Une nécessité de transparence.

Il y a un besoin de transparence plus importante dans la chaîne des valeurs selon Xavier Belun. L’Observatoire des prix et des marges du ministère de l’Agriculture devrait aussi permettre de saisir la commission présidée par Jean Paul Charrié pour redéfinir une équité entre les maillons de la filière. Les métiers de la viande ont des résultats entre 0,5 et 1 % de leur CA et sont aux prises avec des situations de survie particulièrement difficiles. Pour Alexandre Menais (directeur Europe d’eBay en charge des partenariats avec les fabricants et les marques) internet permet à la fois la transparence et une concurrence accrue des prix au bénéfice des consommateurs. Toutes les 4 seconde un IPod est vendu sur eBay, 1 voiture toutes les minutes, et le textile est le premier poste de ce site marchand global de C to C. Internet est devenu un canal de distribution à part entière avec un propre écosystème, constituant une sorte de laboratoire des nouveaux comportements où l’aspect communautaire est très important. On compte 276 millions d’utilisateurs d’eBay dans le monde actuellement et 12 millions d’utilisateurs en France.
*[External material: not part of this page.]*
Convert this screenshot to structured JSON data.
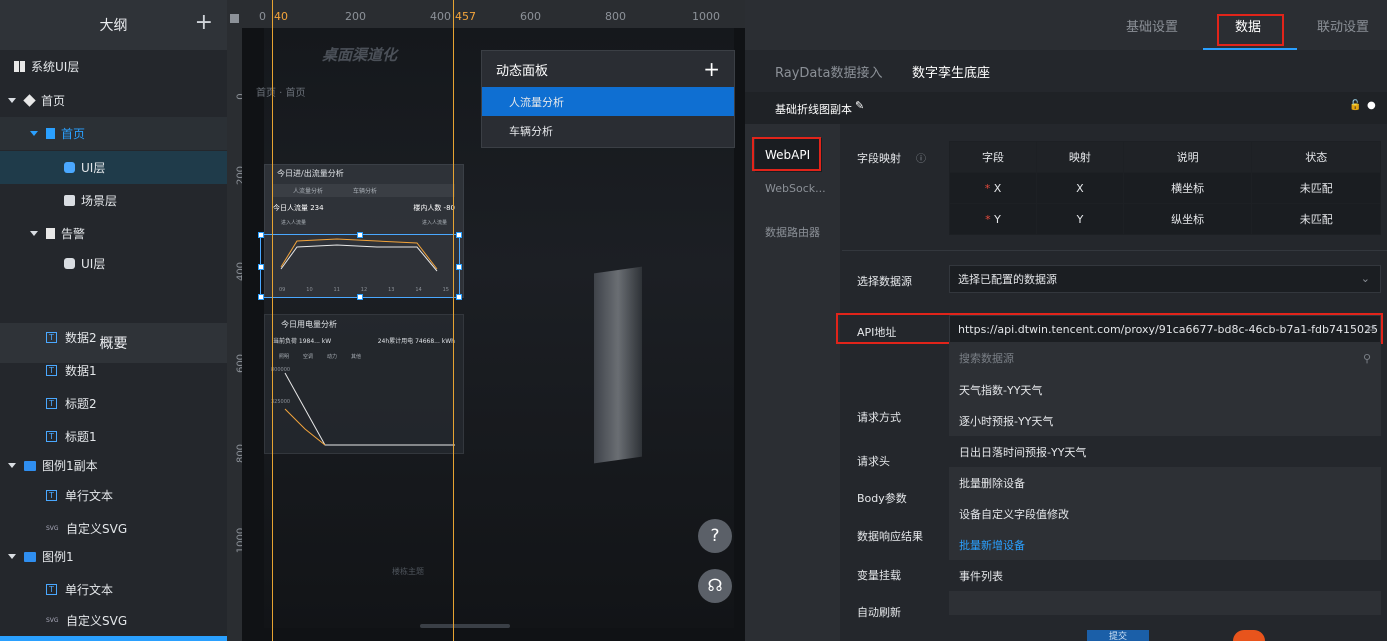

Mais pour Marie Jeanne Husset il ne faut pas sous estimer les problèmes de demain sur la traçabilité permanente (les puces RFID) qui laisseront peu de marge au consommateur en perpétuel état d’être observé à tous les moments de la vie.

 

Hausse des salaires et pouvoir d’achat.

La LME est souvent présentée comme une solution qui permettrait d’accroître la concurrence et de redonner une certaine vigueur au pouvoir d’achat. Mais Pierre Alain Weill (délégué national aux PME pour le PS), parmi le public, souligne plutôt la nécessité de s’attaquer à la crise du  pouvoir d’achat par une redistribution plus équitable des salaires. La tendance étant à oublier les salaires et à se borner à faire pression sur les industriels à travers les distributeurs pour faire baisser les coûts de production. Cette situation se révèle à terme dangereuse pour les PME et les producteurs agricoles. Pour Xavier Belun le problème des revenus est une réalité : le coût réel de l’alimentation pour un français est de 14 % (chiffre Credoc) dont 4% pour la matière première. Le paysan aujourd’hui ne comprend pas pourquoi on lui refuserait une augmentation de 5 à 10 % du prix de ses matières premières dès lors que l’impact final sur le coût alimentaire est modeste. Pour Marie Jeanne Husset  le pouvoir d’achat est aussi un problème de salaire. Les lois ne redonneront pas du pouvoir d’achat et il faut réajuster le dogme, qui est selon elle est une supercherie, de la concurrence comme profit pour le consommateur. Il y a une réalité dans les inégalités des richesses et la mondialisation nous a  éloignés de la fabrication des produits. Il faudra aussi revenir du marketing de la surpromesse décalée des vrais besoins des consommateurs désillusionnés. Il faudra donc recréer de la confiance mais celle-ci ne se décrète pas. Jacques Bouriez plaiderait plutôt de son côté pour un volontarisme des entreprises dans l’amélioration de la qualité des actes d’achat. Selon lui la pire des craintes que l’on peut avoir en période de crise c’est d’avoir peur pour reprendre la formule de Roosevelt.